Duruşmaya çok sayıda siyasi isim ve destekçi katıldı. Millî Yol Partisi Genel Başkanı Remzi Çayır, CHP Trabzon Milletvekili Sibel Suiçmez, CHP Şanlıurfa Milletvekili Mahmut Tanal, İyi Parti Milletvekili Lütfü Türkkan, Ülkü Ocakları eski Genel Başkanı Atila Kaya, Kutlu Parti lideri Yusuf Halaçoğlu, Yazar Yavuz Selim Demirağ, Türkiye Barolar Birliği Başkanı Erinç Sağkan, gazeteciler İsmail Saymaz, Murat Ağırel ve Sinan Ateş’in annesi Selma Ateş de duruşmayı izleyenler arasında yer alıyor.
Ümit Özdağ, duruşma salonuna girişinde seyirciler tarafından alkışlarla karşılandı.
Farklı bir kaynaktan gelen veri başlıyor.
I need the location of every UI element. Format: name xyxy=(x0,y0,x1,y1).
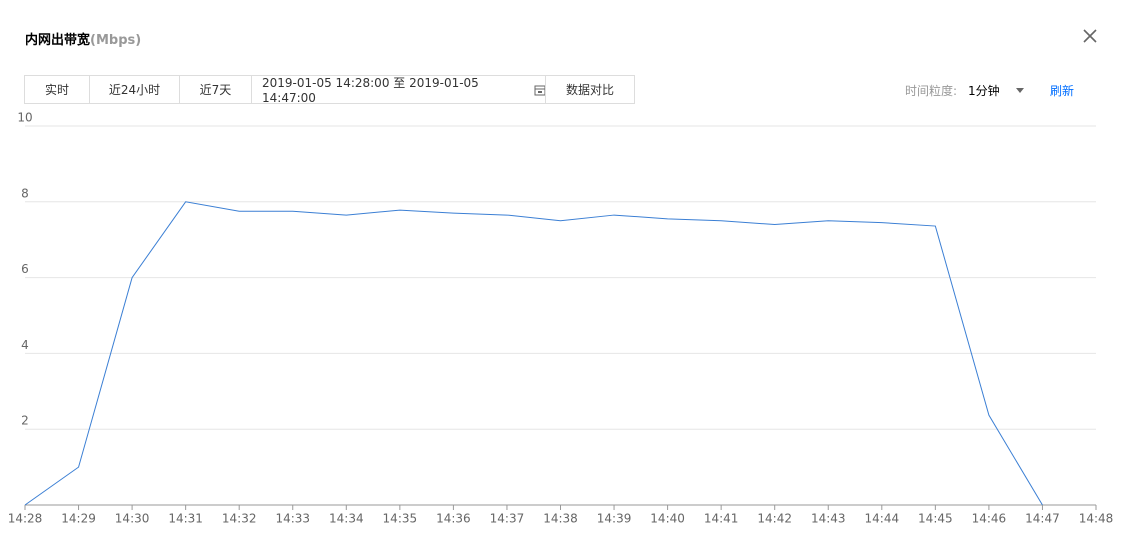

Duruşma başlamadan önce Mahmut Tanal, salonda bulunan emniyet güçlerinin silahlarının dışarı çıkarılmasını talep etti. Ancak mahkeme başkanı bu talebi “Burası askerî bir bölge olduğu için kabul edemem” diyerek reddetti. Bunun üzerine Türkiye Barolar Birliği Başkanı Erinç Sağkan söz alarak “Mahkeme salonunda yetkili sizsiniz, yetkiyi askere bırakıyormuş gibi yapamazsınız” diyerek mahkeme başkanına tepki gösterdi.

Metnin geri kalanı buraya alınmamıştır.